Cuando el último cliente salió del bar, la puerta del "Rincón de Antonio" se cerró con un golpe sordo. Rosario, con la espalda dolorida, recorrió el local vacío recogiendo vasos y ceniceros. El olor a tabaco y alcohol se mezclaba con el aroma de la lejía. Tras fregar la barra y barrer los cacahuetes esparcidos, abrió la caja registradora para contar la recaudación. Entre billetes y monedas, el rectángulo negro del móvil de su marido brilló bajo la luz tenue. Antonio lo había olvidado allí.
Rosario cogió el móvil .Su intención era guardarlo hasta su regreso, pero al hacerlo, su pulso rozó la pantalla y esta se iluminó de repente con un destello azulado mostrando una imagen en primer plano.
Durante un instante, su mente se negó a comprender. Solo registró una mancha de colores estridentes: el naranja chillón de una pared, el marrón de una madera barata... y reconoció al instante el decorado: uno de esos hoteles de carretera anónimos y cutres, un lugar para encuentros furtivos. En una esquina de la pantalla marcaba la fecha y la hora. La foto era de hacía dos días. De la misma tarde en que él, con su sonrisa más cariñosa, le había dado un beso en la frente prometiendo volver pronto
—Tengo que ir a La Coruña, mi vida —dijo—. Es por los papeles del bar, una firma urgente en la gestoría. Tal vez tenga que regresar mañana.
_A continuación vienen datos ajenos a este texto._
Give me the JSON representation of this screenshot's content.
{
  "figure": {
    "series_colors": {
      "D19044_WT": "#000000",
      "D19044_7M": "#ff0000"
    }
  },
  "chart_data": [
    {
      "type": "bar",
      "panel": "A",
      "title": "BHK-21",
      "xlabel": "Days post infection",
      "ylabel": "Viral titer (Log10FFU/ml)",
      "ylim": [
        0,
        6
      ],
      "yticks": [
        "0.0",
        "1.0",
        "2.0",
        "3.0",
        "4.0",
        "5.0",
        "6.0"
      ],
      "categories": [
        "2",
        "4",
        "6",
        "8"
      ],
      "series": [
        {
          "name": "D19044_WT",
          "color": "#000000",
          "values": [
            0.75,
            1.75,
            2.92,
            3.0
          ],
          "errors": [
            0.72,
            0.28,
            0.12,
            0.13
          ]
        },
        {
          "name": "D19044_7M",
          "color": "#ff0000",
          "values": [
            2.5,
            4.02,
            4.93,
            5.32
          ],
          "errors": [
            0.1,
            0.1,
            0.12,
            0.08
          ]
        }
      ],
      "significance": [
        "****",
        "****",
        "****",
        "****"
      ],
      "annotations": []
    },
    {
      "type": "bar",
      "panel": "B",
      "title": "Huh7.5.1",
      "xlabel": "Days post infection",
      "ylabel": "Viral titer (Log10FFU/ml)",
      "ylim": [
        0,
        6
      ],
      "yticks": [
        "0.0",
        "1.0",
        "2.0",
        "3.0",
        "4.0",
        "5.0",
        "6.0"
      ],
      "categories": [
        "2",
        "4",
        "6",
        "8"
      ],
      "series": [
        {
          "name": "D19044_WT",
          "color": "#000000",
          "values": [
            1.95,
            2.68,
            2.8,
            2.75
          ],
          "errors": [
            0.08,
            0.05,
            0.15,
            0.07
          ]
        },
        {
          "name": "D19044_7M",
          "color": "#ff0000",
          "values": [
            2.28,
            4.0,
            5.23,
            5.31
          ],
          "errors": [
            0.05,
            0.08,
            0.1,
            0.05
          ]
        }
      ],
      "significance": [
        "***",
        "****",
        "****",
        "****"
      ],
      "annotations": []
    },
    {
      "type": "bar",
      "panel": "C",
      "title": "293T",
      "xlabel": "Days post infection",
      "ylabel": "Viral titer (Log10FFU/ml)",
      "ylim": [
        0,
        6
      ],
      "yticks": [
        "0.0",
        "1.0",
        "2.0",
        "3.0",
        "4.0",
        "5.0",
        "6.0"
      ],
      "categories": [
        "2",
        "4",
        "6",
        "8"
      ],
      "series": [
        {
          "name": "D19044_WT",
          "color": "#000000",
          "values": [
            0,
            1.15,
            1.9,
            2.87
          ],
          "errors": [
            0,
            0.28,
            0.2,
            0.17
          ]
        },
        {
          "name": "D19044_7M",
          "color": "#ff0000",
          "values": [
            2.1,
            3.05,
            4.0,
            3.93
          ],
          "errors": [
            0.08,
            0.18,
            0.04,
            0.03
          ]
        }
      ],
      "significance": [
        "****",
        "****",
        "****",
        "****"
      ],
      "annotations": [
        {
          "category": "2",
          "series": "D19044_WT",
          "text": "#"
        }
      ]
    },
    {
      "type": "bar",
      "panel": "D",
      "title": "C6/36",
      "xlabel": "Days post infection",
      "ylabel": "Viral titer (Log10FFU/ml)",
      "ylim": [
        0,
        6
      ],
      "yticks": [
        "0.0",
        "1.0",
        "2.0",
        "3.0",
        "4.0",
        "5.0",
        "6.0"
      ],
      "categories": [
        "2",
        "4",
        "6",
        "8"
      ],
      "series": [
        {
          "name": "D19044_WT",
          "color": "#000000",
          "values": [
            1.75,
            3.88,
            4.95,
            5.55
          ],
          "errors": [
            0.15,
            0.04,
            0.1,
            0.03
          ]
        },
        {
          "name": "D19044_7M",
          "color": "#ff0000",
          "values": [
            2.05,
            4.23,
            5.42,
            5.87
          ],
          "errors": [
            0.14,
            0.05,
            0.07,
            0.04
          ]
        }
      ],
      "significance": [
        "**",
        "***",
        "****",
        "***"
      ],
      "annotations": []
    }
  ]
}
Después, como si un velo se rasgara, la imagen adquirió un significado devastador. Los brazos de Antonio, esos mismos que habían cargado mil cajas de botellas y la habían sostenido en noches de desvelo, rodeaban con íntima familiaridad la cintura de otra mujer. Sus dedos, callosos y conocidos, se hundían en el costado de su blusa blanca, abrazándola, poseyéndola.
Era más joven que ella. Tenía una risa fácil y juvenil, la cabeza ladeada y una mirada de triunfo que traspasaba la pantalla mientras hacia la foto de los dos, frente al espejo de la habitación de hotel. Su rostro reflejaba la satisfacción de quien ha conseguido lo que deseaba, y en su cuello lucía una cadena con un pequeño crucifijo de plata que brillaba con la arrogancia de un amor recién conquistado.
La sonrisa de él, era la sonrisa desvergonzada de alguien liberado de su vida, de sus ataduras, de su historia. Esa sonrisa le apuñaló el corazón. Veinte años de vida compartida, de sueños y sacrificios, se hicieron añicos en el frío rectángulo de cristal que temblaba en su mano.
El silencio del bar se volvió absoluto. El mundo de Rosario, tan ordenado como las botellas alineadas de las estanterías que había detrás de ella, se desmoronó. La sagrado no lloró. Una frialdad glacial, más cortante que el cuchillo para limpiar el hielo, se apoderó de ella. Al día siguiente, Antonio volvió de regresó con el cuento de la gestoría, traía un ramo de rosas amarilla para ella. Rosario lo recibió sirviéndole el café como siempre. Pero algo en sus ojos había cambiado, ya no eran el refugio cálido de siempre, sino un cristal frio.
Empezó con Don Emiliano, el viudo solitario, que siempre se sentaba en la mesa del la esquina de la barra.
—Parece cansado hoy, Don Emiliano. ¿Un coñac que le reconforte? —le dijo, sirviéndole una medida generosa.
—Usted es muy amable, Rosario. Este lugar sin usted no sería lo mismo.
Cuando su mano arrugada posó sobre la suya, ella no la retiró. Le dedicó una sonrisa que no era de camarera. Una hora después, con el bar ya vacío, se acercó.
—Don Emiliano, ¿sería tan amable de echarme una mano? Hay una caja de botellas en la trastienda que se me resiste.
El anciano asintió, con un brillo inusual en la mirada. La siguió entre las cortinas. En la trastienda, entre el polvo y el silencio de las cajas de cerveza vacías, Rosario se volvió hacia él.
—La caja es esa —mintió, señalando una pila cualquiera.
Don Emiliano se volvió, confundido. Entonces, ella cerró la distancia. No dijo una palabra. Solo apoyó una mano en su mejilla áspera y besó unos labios que sabían a soledad y tabaco negro. No hubo placer en aquel contacto, solo la textura áspera de una piel ajena. Cuando se separaron, la oscuridad ocultaba sus expresiones.
—Rosario, yo… —tartamudeó el viejo, desconcertado.
—Shhh —lo silenció ella, con una sonrisa triste—. No hace falta que diga nada. Me ha sido de gran ayuda.